Tissue slices from tumors in mouse models revealed that while amurense and exercise are equally effective in reducing inflammation in prostate cancer cells, they do so through different cell signaling pathways. Nexrutine® not only inhibited common inflammation pathways, but also promoted apoptosis (cellular suicide) in cancer cells. And, unlike aspirin, it reduced COX-2 pathway inflammation associated with several cancers without inhibiting the COX-1 enzyme, which can result in gastrointestinal problems with long-term use.
The research implies that exercise therapy combined with amurense may have up to twice the benefit hitting multiple pathways of inflammation. This next phase of human clinical trials will study the compound’s effect as a primary preventative in those at high risk for prostate cancer, a secondary preventative therapy for prostate cancer survivors, and as a tumor sensitizer for patients undergoing therapy.
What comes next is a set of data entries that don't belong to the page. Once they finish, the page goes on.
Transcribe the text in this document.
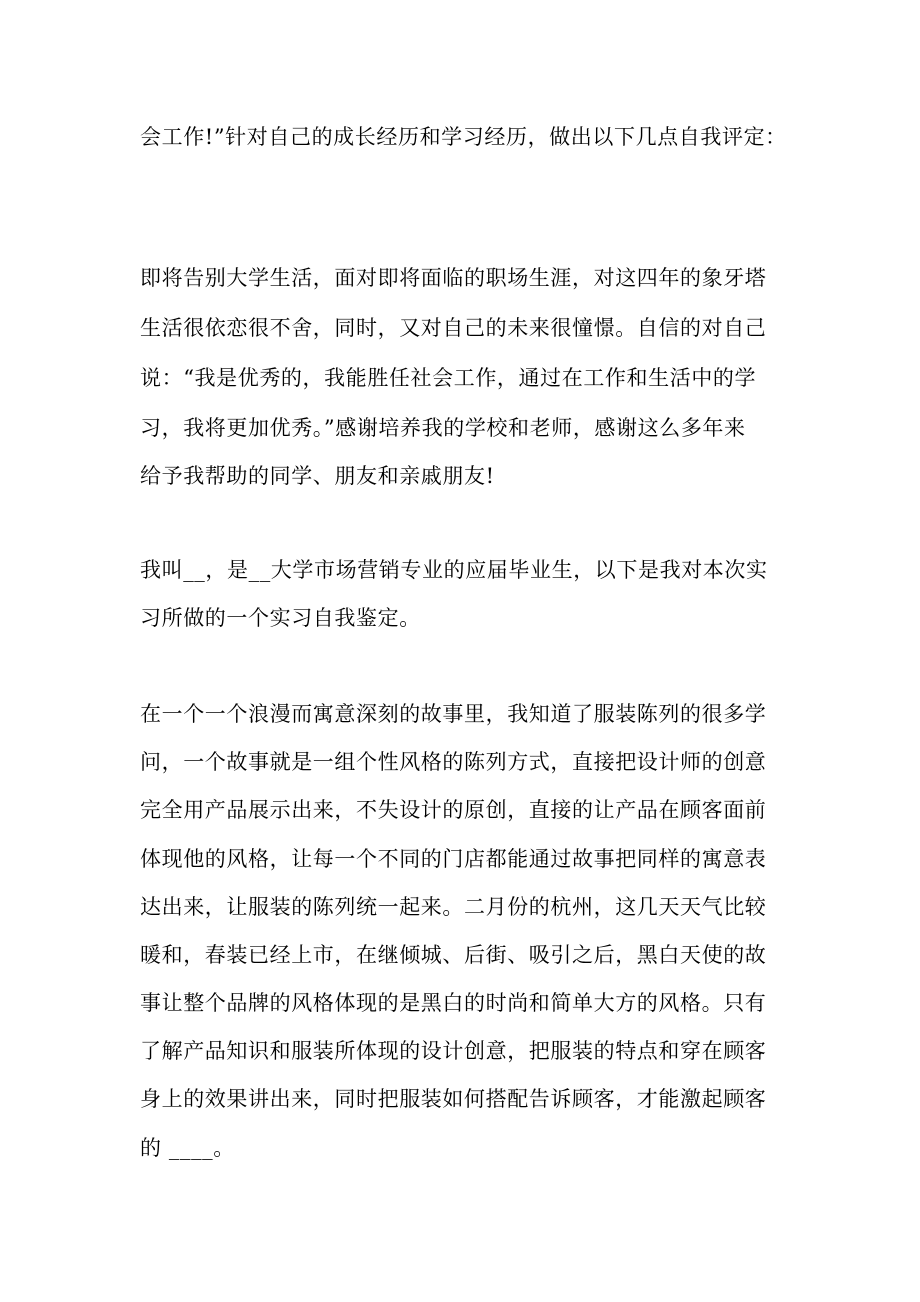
会工作!”针对自己的成长经历和学习经历，做出以下几点自我评定：
即将告别大学生活，面对即将面临的职场生涯，对这四年的象牙塔
生活很依恋很不舍，同时，又对自己的未来很憧憬。自信的对自己
说：“我是优秀的，我能胜任社会工作，通过在工作和生活中的学
习，我将更加优秀。”感谢培养我的学校和老师，感谢这么多年来
给予我帮助的同学、朋友和亲戚朋友!
我叫__，是__大学市场营销专业的应届毕业生，以下是我对本次实
习所做的一个实习自我鉴定。
在一个一个浪漫而寓意深刻的故事里，我知道了服装陈列的很多学
问，一个故事就是一组个性风格的陈列方式，直接把设计师的创意
完全用产品展示出来，不失设计的原创，直接的让产品在顾客面前
体现他的风格，让每一个不同的门店都能通过故事把同样的寓意表
达出来，让服装的陈列统一起来。二月份的杭州，这几天天气比较
暖和，春装已经上市，在继倾城、后街、吸引之后，黑白天使的故
事让整个品牌的风格体现的是黑白的时尚和简单大方的风格。只有
了解产品知识和服装所体现的设计创意，把服装的特点和穿在顾客
身上的效果讲出来，同时把服装如何搭配告诉顾客，才能激起顾客
的 ____。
Two related exercise trials will begin soon at the Mays Cancer Center. The Owens Foundation is sponsoring a trial to assess the effects of high-intensity interval training, in combination with resistance training, to improve chemotherapy tolerance and outcomes in men with metastatic prostate cancer. The Movember Foundation will sponsor a trial to assess the impact of long-term exercise in prostate cancer survivorship. Both of these studies will inform the human clinical trials with amurense as a possible alternative for those patients who cannot exercise.
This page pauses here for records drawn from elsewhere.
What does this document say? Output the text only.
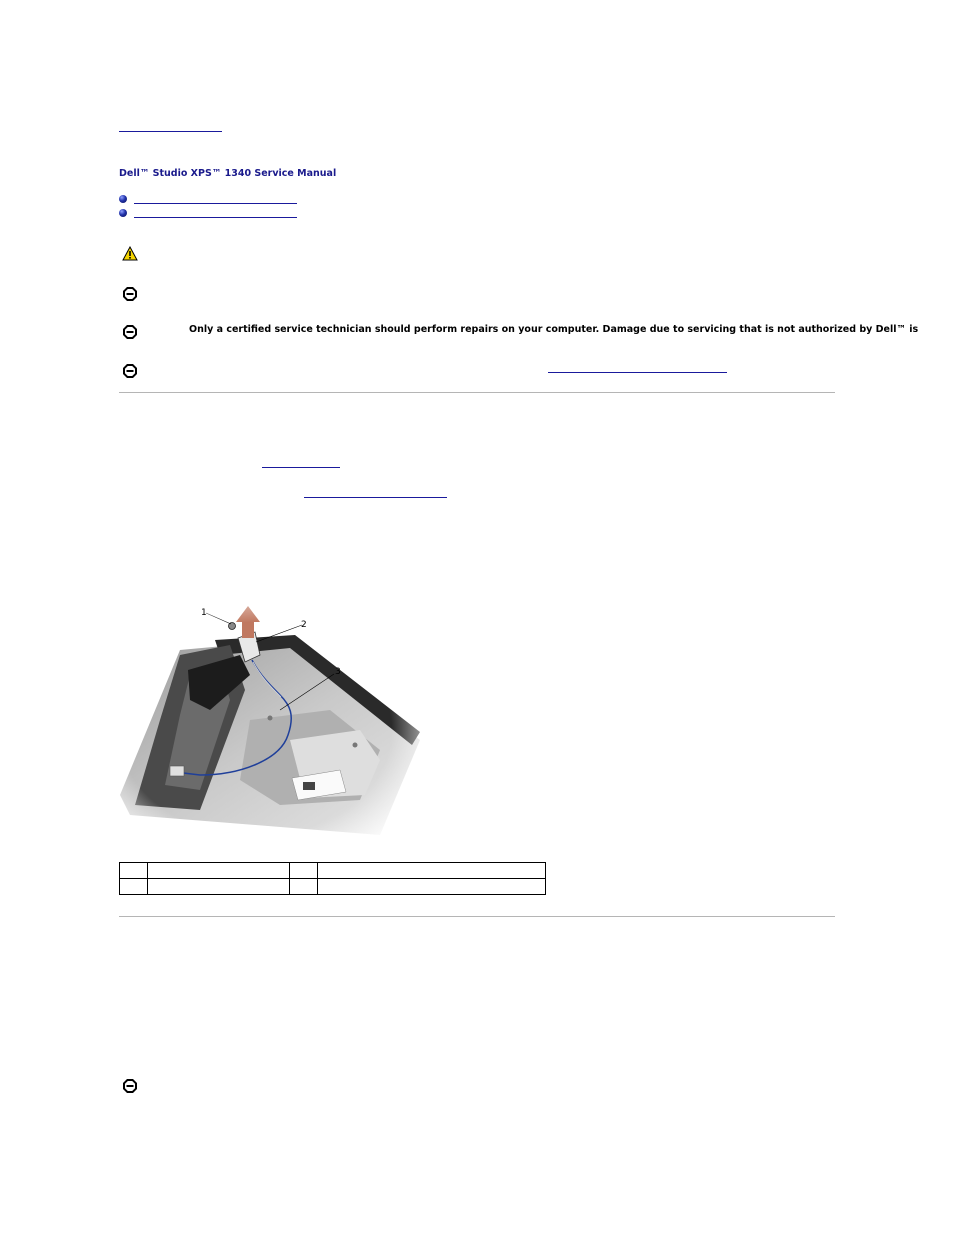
Dell™ Studio XPS™ 1340 Service Manual
Only a certified service technician should perform repairs on your computer. Damage due to servicing that is not authorized by Dell™ is
1
2
3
Further research will determine effective dosing and establish safety profiles in healthy individuals and those with prostate cancer. But, says Dr. Patel, “as of now, there are no major safety issues that we are concerned about.”
There remains some mystery to the noble herb. While berberine and palmatine are two components of amurense clearly playing a role in its effectiveness, the extract contains many other compounds.
“Western medicine does tend to be more focused on individual mechanisms, individual proteins, and individual markers that are having an effect, whereas in Eastern and other homeopathic medicine, the focus is more of a holistic intervention.” As in exercise physiology, he suspects, all of the compounds in amurense, taken together, may have a synergistic effect. “If you could put exercise in a pill form, everyone would take it because it hits just about every pathway in our body: growth, anti-inflammatory, brain function, and so forth. Everything works together.”
“Ultimately, it’s the patient we aim to please by improving survivorship and his quality of life,” Dr. Patel says. “Just working alongside patients who are living with prostate cancer and seeing the benefits of exercise interventions is very rewarding. Now, we have the potential of Nexrutine® as a replacement therapy for those who cannot exercise or as an additional therapy for those who can. That would reduce a medical burden on our society.”